Pinterest A Grateful Life Lived: You Can't Fly Solo

Sunday, February 1, 2015

You Can't Fly Solo



I still remember looking at high school kids and thinking they were so old.  Yet, I've surpassed high school and am into my college years.  And as of Thursday, I'm officially two decades old.  Eep!  That's a bit scary.  I can't believe time has flown by that fast and I've accomplished so little.
(RELATED: Read about my travel adventures!)

So I went into this birthday with a pretty negative mindset.  I was excited-- because I love birthdays, they're my jam-- but I was also depressed thinking of the years I've wasted in my eating disorder.  How many birthday parties, holidays and outings have I skipped because of food?  How many events have I skipped because I was too anxious to sit and too enslaved to constant movement?  How many races and PR's and records have I missed as an athlete, because I was more focused on controlling my body than letting God have His way.

Now do you see why I wasn't über excited to turn 20.

(RELATED: Recap of my 19th Birthday)

Here's a cute collage my mom sent me on Thursday. 
But then Thursday came and it wasn't so bad.  It was actually pretty great.  I had my PHP program from noon to six, but even that didn't bother me.  I enjoyed it like a kid at school on their birthday.  A sense of peace also washed over me, as I realized I didn't have to worry about how I would restrict with everyone watching.  I didn't have to figure out how to avoid birthday desserts that my concerned family might push my way.  I had peace.

I visited with my mom in the morning and then after PHP, my grammy came over and hung out for a bit.  After that, we had a dinner with my choice of fresh tilapia.  Then we had frozen yogurt for dessert.  And I had it all figured out in my mealplan so I had no anxiety or fear about it.  I enjoyed an amazing evening with my family and then spent some time with my super awesome friend who stopped by to give me a gift.  Then I spent at least an hour reading said-gift: "Redeeming Love" by Francine Rivers.  It is so good so far!  Stay tuned for a rockin' book review! (Click HERE to read some of my book reviews)

After relaxing with my book and some tea, I snuggled into my bed and reflected on the day and remembered again just how much God has blessed me. (RELATED: My Favorite Teas)  For so long, I shut the world out and built up my walls.  But I am learning that the risk of vulnerability outweighs the despair of solitude.  It's worth putting my heart out there, because my heart is always held and healed by Christ.  I don't have to control it all myself.

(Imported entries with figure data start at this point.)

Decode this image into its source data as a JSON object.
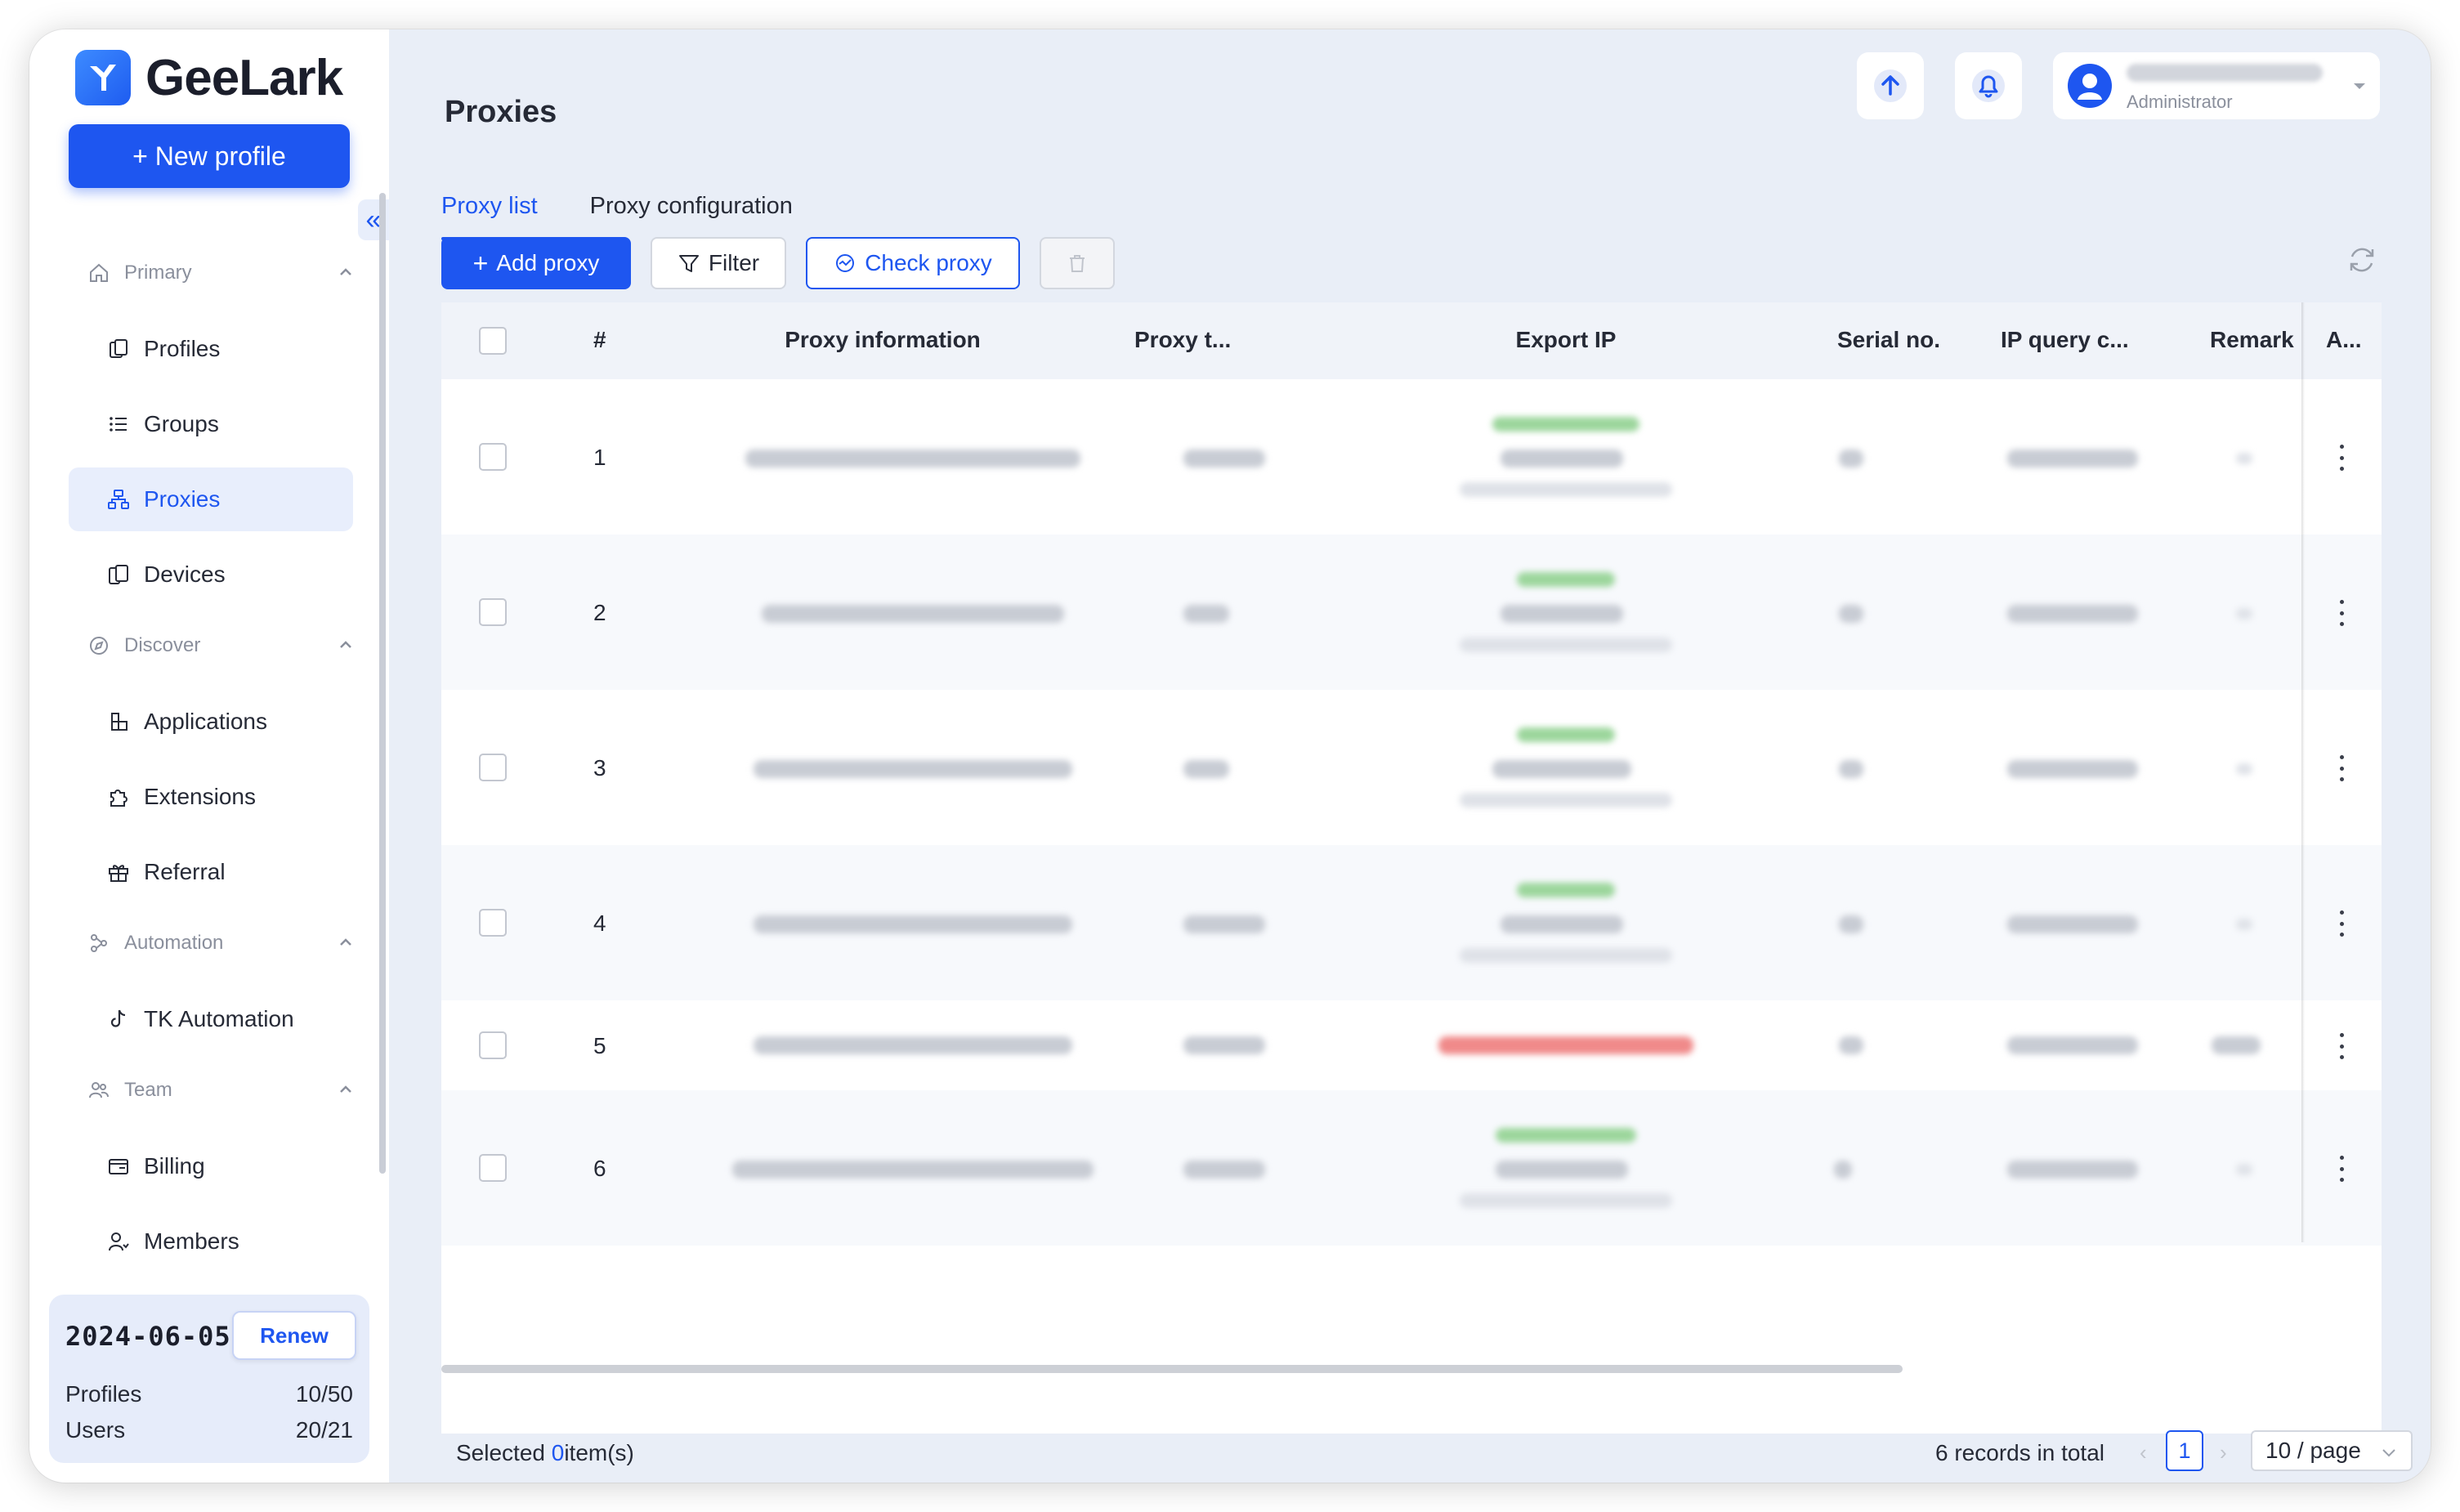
{
  "app": {
    "name": "GeeLark"
  },
  "sidebar": {
    "new_profile_label": "+ New profile",
    "sections": [
      {
        "label": "Primary",
        "items": [
          "Profiles",
          "Groups",
          "Proxies",
          "Devices"
        ]
      },
      {
        "label": "Discover",
        "items": [
          "Applications",
          "Extensions",
          "Referral"
        ]
      },
      {
        "label": "Automation",
        "items": [
          "TK Automation"
        ]
      },
      {
        "label": "Team",
        "items": [
          "Billing",
          "Members"
        ]
      }
    ],
    "active_item": "Proxies",
    "plan": {
      "expiry": "2024-06-05",
      "renew_label": "Renew",
      "profiles_label": "Profiles",
      "profiles_value": "10/50",
      "users_label": "Users",
      "users_value": "20/21"
    }
  },
  "header": {
    "title": "Proxies",
    "user_role": "Administrator"
  },
  "tabs": [
    {
      "label": "Proxy list",
      "active": true
    },
    {
      "label": "Proxy configuration",
      "active": false
    }
  ],
  "toolbar": {
    "add_proxy_label": "Add proxy",
    "filter_label": "Filter",
    "check_proxy_label": "Check proxy"
  },
  "table": {
    "columns": [
      "#",
      "Proxy information",
      "Proxy t...",
      "Export IP",
      "Serial no.",
      "IP query c...",
      "Remark",
      "A..."
    ],
    "rows": [
      {
        "index": "1",
        "export_status": "success"
      },
      {
        "index": "2",
        "export_status": "success"
      },
      {
        "index": "3",
        "export_status": "success"
      },
      {
        "index": "4",
        "export_status": "success"
      },
      {
        "index": "5",
        "export_status": "failed"
      },
      {
        "index": "6",
        "export_status": "success"
      }
    ]
  },
  "footer": {
    "selected_prefix": "Selected",
    "selected_count": "0",
    "selected_suffix": "item(s)",
    "records_total": "6 records in total",
    "current_page": "1",
    "page_size": "10 / page"
  },
  "colors": {
    "accent": "#1e56f0",
    "success": "#4caf50",
    "error": "#e53935"
  }
}
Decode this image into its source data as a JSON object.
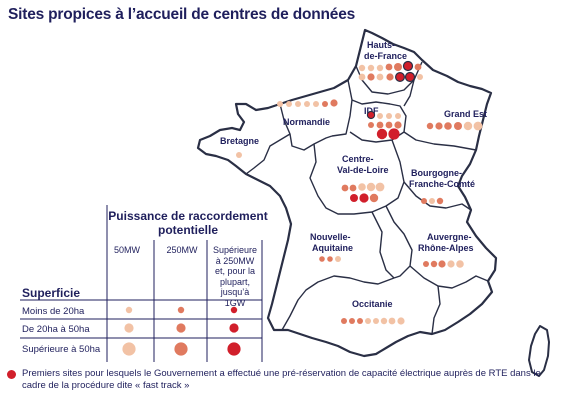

(RELATED: Moving Forward from Anorexia)

Perhaps you are rolling your eyes.  Perhaps you are nodding along because you've walked the same road- or you still are.  I'm talking to the latter group, the ones who know how dark the world gets when you've boarded up your windows and shut out the sunlight.  I know what it is like and I'm here to tell you that you can't fly solo.  We were made for community, to lean on each other.  And when we let down our guard, we embrace the raw beauty that is the human heart.

Sure, people will let us down.  Death happens, divorce happens, loss of a job: you name it.  We are going to get beat up and knocked down.  Better off is the individual who has a genuine presence in the world around her, for she will get to experience God's compassion through friends and family who stoop down to lift him from the mire.  I pity the person who has never made the friendships or revealed her struggles to a friend- I've been that girl.

God is all sufficient.  He is all we need.  Yet He created us for fellowship, community.  We are more able to fully enjoy Him and be all He calls us to be when we embrace the "sloppy wet" nature of mankind.  It may have taken me 20 years to discover this truth, but it certainly hasn't taken God that long to rekindle friendships in my life.  For that, I am ever grateful.

This next week, I'll be starting a part time job at Teavana and stepping down from 30 hours a week to 12 hours a week at my treatment center.  I think I'm ready because I'm really making strides in effectively asking for support and surrendering to the wisdom of my treatment team.  Turns out, they know a lot more than my confused, eating-disorder-plagued mind would like to admit.  Turns out, they are part of my web of friends and family that are making this ride worth it.

I guess it goes to show that what's true in an airplane is also true in life: It does no good to fly solo.  After all, you have to have someone to share the Skymall Magazine with, or you'll just sleep the whole time and miss all the laughter.
One of the most well-known Skymall images.